The news that some sixty-three year olds (never mind the 63 years olds, us 48 year olds have enough trouble) are having problems spotting shy roach bites, even seeing the float in poor light, has hastened the development of this marvel of modern engineering. Though floats that light up when you get a bite were patented years ago, this one sounds a bite alarm when you get a bite. What’s more it can distinguish between false bites and real ones, and shows lift bites as well as the usual submergible ones. This works best with auto shot. The best bit is that it automatically guides itself through the air on the cast and then trots perfectly, according to signals received from the KofeGrinda reel.

Buy the set of three in this introductory offer of £ 299.

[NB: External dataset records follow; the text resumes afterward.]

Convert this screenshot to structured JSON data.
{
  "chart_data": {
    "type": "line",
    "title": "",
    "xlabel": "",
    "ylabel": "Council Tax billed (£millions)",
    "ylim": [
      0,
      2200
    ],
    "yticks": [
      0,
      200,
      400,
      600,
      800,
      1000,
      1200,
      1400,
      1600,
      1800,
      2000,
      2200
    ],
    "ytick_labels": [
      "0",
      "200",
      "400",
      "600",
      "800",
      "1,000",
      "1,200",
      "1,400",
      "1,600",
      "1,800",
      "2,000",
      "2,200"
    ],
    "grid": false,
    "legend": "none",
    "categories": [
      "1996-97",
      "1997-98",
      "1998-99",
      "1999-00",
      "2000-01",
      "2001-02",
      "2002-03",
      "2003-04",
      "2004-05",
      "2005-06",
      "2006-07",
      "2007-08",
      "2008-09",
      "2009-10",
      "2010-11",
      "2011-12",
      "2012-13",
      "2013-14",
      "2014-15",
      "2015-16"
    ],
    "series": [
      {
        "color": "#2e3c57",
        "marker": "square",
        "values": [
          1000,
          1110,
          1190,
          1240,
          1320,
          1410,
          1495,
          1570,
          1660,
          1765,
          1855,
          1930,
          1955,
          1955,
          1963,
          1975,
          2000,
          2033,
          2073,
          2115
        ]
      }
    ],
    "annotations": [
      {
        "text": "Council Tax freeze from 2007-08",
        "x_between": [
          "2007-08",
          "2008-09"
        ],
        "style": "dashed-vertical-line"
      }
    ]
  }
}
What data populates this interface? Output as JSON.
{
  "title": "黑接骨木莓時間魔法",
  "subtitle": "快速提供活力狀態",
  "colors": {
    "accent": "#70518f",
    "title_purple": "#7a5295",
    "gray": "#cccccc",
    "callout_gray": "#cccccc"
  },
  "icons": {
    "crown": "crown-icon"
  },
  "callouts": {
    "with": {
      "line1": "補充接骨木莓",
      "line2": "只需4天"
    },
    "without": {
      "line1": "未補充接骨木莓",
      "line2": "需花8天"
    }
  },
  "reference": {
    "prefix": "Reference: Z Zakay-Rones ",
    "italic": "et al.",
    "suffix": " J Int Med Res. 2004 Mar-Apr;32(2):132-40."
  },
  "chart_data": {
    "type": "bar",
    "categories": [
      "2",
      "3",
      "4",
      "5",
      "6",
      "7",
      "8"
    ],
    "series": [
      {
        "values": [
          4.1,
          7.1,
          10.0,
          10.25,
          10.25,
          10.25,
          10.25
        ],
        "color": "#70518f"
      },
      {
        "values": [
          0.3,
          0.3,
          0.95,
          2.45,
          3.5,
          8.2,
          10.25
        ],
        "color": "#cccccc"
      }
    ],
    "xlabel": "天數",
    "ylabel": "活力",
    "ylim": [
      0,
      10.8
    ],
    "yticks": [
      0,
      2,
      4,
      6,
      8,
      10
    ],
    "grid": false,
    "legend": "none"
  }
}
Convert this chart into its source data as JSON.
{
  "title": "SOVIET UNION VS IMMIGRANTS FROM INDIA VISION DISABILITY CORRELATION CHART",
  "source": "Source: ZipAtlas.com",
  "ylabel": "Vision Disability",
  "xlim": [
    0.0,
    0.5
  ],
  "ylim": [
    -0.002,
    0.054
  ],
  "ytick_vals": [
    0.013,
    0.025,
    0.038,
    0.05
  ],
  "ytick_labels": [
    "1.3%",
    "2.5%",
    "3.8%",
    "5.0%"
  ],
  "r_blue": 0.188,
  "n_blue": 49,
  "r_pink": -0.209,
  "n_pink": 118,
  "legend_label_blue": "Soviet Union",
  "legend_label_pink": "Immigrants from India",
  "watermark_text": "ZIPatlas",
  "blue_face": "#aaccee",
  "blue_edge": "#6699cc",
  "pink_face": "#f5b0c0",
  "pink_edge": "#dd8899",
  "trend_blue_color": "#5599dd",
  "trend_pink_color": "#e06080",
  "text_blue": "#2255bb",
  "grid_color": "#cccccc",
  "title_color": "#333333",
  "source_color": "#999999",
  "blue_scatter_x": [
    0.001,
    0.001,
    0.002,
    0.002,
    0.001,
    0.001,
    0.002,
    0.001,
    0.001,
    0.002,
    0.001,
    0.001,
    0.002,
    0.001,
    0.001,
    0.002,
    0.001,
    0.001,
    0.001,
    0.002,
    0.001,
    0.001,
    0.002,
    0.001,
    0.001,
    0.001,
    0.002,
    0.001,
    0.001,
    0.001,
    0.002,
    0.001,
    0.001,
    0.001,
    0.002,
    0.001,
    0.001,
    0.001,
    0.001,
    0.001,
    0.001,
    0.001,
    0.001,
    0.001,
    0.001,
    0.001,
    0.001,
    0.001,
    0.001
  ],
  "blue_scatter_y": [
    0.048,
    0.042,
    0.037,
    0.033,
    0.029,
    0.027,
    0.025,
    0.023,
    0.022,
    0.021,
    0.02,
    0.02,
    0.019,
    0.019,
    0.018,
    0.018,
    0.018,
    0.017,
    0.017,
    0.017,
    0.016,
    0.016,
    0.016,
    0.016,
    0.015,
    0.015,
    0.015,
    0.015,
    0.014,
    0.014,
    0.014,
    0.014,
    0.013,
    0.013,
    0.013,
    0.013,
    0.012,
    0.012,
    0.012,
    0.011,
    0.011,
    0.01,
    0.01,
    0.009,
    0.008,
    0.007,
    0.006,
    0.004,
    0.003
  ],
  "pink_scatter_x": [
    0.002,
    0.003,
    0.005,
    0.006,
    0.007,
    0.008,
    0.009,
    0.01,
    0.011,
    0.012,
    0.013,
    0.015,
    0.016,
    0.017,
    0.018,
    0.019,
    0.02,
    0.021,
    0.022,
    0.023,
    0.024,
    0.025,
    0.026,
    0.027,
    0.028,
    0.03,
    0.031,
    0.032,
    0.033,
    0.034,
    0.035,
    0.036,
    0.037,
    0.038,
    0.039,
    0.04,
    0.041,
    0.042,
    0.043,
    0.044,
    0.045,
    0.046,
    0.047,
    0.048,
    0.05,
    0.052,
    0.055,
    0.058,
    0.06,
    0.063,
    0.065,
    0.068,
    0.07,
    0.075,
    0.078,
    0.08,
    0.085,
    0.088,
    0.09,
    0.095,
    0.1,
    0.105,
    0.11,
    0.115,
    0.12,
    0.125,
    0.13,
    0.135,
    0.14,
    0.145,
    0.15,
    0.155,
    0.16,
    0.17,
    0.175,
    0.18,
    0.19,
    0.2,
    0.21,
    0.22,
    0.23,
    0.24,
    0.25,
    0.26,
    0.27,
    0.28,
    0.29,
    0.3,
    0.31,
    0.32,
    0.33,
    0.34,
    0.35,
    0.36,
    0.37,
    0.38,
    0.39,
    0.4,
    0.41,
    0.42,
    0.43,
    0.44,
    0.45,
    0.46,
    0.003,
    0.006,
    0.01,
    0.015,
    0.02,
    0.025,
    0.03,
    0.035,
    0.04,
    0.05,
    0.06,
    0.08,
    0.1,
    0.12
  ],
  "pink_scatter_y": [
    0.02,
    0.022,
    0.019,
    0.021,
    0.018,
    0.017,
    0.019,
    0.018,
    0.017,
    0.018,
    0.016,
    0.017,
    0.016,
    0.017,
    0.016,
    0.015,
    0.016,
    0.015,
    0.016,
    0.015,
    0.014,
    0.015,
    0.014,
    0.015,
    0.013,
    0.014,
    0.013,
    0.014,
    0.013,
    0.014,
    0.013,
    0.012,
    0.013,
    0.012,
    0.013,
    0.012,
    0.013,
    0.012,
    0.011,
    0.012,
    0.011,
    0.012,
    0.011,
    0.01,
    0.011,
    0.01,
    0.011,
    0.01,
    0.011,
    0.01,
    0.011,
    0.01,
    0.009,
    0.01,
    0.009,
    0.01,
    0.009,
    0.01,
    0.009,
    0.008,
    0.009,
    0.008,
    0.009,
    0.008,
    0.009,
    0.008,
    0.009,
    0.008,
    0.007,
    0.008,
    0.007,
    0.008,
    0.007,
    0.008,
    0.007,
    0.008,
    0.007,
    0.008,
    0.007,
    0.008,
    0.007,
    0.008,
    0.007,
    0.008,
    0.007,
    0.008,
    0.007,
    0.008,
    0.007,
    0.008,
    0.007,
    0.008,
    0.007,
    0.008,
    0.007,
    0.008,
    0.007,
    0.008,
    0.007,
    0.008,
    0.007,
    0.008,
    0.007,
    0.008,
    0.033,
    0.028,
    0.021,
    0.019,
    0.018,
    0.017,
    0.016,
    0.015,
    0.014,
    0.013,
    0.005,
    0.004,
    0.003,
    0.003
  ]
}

Auto shot is available in all the usual sizes. Self-adjusting and able to signal bites to the Accentuater float, a must for the modern float angler. Only £ 1 each.

The Argghaa Bivvi Carp Anglers’ Stove

Not for cooking your carp but a massive improvement on a Primus. At last the ability to slow cook meals whilst waiting, and waiting, for a run. This only weighs 180 kilos (we daren’t tell you the weight in pounds), and a bargain at £ 2000. For an extra grand, we can even arrange delivery to this season’s swim.

We were going to retail some of the new invisible line but we put it down somewhere and have yet to find it again.

The Bumblebee Guide to Angling

Written specially for Tart Tackle, by an angling writer yet to catch a fish (hell, that never stopped J R Hartley, did it?), this book is the definitive guide to being a total tackle tart. How to line up rod rests, display floats, and get a good shine on your rod. Recognise fish, (fins, eyes, scales, the usual stuff), and learn how to impress other anglers. Learn how to name drop with the best of them; “Of course, when I was teaching old Sheringham how to fish a stick, the rivers were full of fish, and as for that Walker chap, his tackle was soooo drab.” Available in remaindered book shops for a quid.

Special Credit Terms

Tart Tackle is pleased to offer special loans for those unable to come up with the cash. Simply hand over the deeds to your house and we’ll do the rest. The small print is so small that we doubt you will be able to find it, and we’ve had it written in legalese so impenetrable that you cannot possibly understand it. Why worry? You’ve got the tackle of your dreams, and we’ve got your house.

All Products will be available in all the best tackle shops from 1st April 2005.